Electrical Conduction System of The Heart - Conduction Pathway

Conduction Pathway

Action potentials arising in the SA node (and propagating to the left atrium via Bachmann's bundle) cause the atria to contract. Simultaneously, action potentials travel to the AV node via three internodal pathways. After a delay, the stimulus is conducted through the bundle of His to the bundle branches and then to the purkinje fibers and the endocardium at the apex of the heart, then finally to the ventricular myocardium. The pathway can be summarized as: SA node → anterior, middle, and posterior internodal tracts → transitional fibers → AV node → penetrating fibers → distal fibers → Bundle of His (AV bundle) → right and left bundle branches → Purkinje fibers → myocardium.
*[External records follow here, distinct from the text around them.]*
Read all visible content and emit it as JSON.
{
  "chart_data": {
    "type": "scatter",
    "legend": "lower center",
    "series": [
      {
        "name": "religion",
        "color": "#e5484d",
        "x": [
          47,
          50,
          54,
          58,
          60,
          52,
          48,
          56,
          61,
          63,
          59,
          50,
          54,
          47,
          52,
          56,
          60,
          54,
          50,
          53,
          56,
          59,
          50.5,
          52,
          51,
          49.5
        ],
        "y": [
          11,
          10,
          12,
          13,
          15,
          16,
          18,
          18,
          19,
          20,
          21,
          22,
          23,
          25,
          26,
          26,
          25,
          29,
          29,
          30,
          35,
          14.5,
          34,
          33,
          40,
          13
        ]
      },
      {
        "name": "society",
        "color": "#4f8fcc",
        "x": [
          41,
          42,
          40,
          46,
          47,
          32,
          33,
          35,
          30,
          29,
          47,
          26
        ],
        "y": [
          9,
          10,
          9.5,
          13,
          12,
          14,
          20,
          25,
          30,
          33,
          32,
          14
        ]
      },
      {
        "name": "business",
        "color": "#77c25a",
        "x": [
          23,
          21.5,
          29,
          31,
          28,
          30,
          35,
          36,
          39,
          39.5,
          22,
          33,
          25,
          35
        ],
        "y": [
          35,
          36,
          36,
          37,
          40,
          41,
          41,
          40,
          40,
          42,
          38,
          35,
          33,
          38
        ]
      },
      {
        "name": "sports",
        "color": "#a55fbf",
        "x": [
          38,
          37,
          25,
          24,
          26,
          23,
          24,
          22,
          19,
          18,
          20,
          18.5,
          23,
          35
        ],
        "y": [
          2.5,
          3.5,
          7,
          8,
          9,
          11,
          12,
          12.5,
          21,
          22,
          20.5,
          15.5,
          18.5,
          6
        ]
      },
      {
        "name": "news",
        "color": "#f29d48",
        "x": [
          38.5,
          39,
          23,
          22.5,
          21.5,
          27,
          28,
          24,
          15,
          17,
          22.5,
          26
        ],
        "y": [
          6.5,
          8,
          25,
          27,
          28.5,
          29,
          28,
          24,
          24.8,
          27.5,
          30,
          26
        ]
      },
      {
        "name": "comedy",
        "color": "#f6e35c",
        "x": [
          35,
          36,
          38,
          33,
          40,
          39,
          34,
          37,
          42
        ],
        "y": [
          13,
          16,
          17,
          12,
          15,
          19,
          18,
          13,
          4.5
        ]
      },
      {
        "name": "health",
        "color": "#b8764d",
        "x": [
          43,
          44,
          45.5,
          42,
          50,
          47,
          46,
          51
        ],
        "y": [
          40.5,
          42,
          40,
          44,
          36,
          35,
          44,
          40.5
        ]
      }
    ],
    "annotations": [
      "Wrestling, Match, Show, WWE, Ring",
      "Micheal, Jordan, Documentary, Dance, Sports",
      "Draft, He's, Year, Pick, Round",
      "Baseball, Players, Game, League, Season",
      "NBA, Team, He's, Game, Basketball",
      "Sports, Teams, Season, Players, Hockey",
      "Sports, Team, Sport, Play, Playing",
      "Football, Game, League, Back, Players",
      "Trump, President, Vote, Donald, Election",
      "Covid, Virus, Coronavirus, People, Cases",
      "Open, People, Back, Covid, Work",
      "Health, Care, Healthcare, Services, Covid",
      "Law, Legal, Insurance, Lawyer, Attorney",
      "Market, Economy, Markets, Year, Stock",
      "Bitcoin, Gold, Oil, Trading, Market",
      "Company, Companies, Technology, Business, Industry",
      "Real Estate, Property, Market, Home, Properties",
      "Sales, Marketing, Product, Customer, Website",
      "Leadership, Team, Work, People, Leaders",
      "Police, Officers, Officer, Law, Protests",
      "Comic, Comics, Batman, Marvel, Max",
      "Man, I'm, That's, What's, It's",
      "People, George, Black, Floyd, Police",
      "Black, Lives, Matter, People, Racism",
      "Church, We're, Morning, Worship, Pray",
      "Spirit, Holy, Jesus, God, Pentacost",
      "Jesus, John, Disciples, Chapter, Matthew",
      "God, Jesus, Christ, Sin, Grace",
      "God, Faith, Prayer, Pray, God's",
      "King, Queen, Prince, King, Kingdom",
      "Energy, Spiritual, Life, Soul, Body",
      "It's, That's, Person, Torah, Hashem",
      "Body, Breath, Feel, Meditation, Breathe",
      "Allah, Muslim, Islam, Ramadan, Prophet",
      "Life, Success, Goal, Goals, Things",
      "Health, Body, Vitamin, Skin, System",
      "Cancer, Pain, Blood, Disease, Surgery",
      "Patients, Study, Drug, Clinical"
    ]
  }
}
The total time taken by the nerve impulse to travel from the SA node to the ventricular myocardium is 0.19 seconds. Microscopically, the wave of depolarization propagates to adjacent cells via gap junctions located on the intercalated disk. The heart is a functional syncytium (not to be confused with a true "syncytium" in which all the cells are fused together, sharing the same plasma membrane as in skeletal muscle). In a functional syncytium, electrical impulses propagate freely between communicating cells via gap junctions, so that the myocardium functions as a single contractile unit. This property allows rapid, synchronous depolarization of the myocardium. While normally advantageous, this property can be detrimental as it potentially allows the propagation of incorrect electrical signals (e.g., via an ectopic pacemaker). Gap junctions can close, e.g., after a cardiac ischemic event such as myocardial infarction, thus isolating damaged or dying tissue in the myocardium, which then no longer participate in synchronous myocardial contractility.